When godparents (or the catechumen to be baptized) recite their baptismal promises, they affirm and reject a variety of statements.
In particular, they are asked to reject Satan, all his works and all his empty promises.
The Latin word used in the last question is sometimes translated as “pomps.”
What is that?
Pope Benedict XVI offered his own commentary on this word in a 2006 homily on the feast of the Baptism of the Lord:
In the ancient Church these “noes” were summed up in a phrase that was easy to understand for the people of that time: they renounced, they said, the “pompa diabuli,” that is, the promise of life in abundance, of that apparent life that seemed to come from the pagan world, from its permissiveness, from its way of living as one pleased.
Rejecting the devil’s “pomps” meant a great deal and summed up an entire worldview that is opposed to a Christian way of life.

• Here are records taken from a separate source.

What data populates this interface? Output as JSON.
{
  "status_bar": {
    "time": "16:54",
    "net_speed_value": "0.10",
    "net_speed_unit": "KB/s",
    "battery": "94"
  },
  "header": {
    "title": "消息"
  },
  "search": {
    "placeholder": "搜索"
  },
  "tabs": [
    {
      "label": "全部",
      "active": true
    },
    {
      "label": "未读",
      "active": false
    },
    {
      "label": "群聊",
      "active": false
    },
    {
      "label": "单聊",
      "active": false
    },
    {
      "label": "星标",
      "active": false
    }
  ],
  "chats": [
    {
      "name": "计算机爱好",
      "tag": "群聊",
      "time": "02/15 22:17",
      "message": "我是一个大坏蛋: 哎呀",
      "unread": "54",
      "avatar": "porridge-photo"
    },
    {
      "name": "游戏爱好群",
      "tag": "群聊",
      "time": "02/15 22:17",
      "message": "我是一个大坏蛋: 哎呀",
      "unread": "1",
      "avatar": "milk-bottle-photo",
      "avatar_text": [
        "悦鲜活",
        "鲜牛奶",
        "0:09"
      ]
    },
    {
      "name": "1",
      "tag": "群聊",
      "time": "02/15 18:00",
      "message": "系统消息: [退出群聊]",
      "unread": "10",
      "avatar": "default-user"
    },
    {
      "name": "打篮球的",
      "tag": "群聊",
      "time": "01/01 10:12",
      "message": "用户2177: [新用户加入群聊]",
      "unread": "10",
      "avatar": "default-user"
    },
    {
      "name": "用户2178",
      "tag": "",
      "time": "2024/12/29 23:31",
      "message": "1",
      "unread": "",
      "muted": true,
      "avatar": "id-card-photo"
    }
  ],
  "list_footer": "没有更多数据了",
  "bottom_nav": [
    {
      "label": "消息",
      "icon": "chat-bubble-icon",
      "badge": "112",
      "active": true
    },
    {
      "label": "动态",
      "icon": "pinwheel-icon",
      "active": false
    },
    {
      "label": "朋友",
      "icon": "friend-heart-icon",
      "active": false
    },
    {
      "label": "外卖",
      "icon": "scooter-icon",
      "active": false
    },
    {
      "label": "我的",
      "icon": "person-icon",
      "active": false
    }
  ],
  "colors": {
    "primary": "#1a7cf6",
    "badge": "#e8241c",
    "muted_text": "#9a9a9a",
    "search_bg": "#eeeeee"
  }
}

It was therefore “no” to a culture of what seemed to be an abundance of life, to what in fact was an “anticulture” of death. It was “no” to those spectacles in which death, cruelty and violence had become an entertainment:
Let us remember what was organized at the Colosseum or here, in Nero’s gardens, where people were set on fire like living torches. Cruelty and violence had become a form of amusement, a true perversion of joy, of the true meaning of life.
This “pompa diabuli,” this “anticulture” of death was a corruption of joy, it was love of deceit and fraud and the abuse of the body as a commodity and a trade.
In today’s culture, these “pomps” are still there and require a firm rejection by every Christian:
It is an “anticulture” manifested, for example, in drugs, in the flight from reality to what is illusory, to a false happiness expressed in deceit, fraud, injustice and contempt for others, for solidarity, and for responsibility for the poor and the suffering; it is expressed in a sexuality that becomes sheer irresponsible enjoyment, that makes the human person into a “thing,” so to speak, no longer considered a person who deserves personal love which requires fidelity, but who becomes a commodity, a mere object.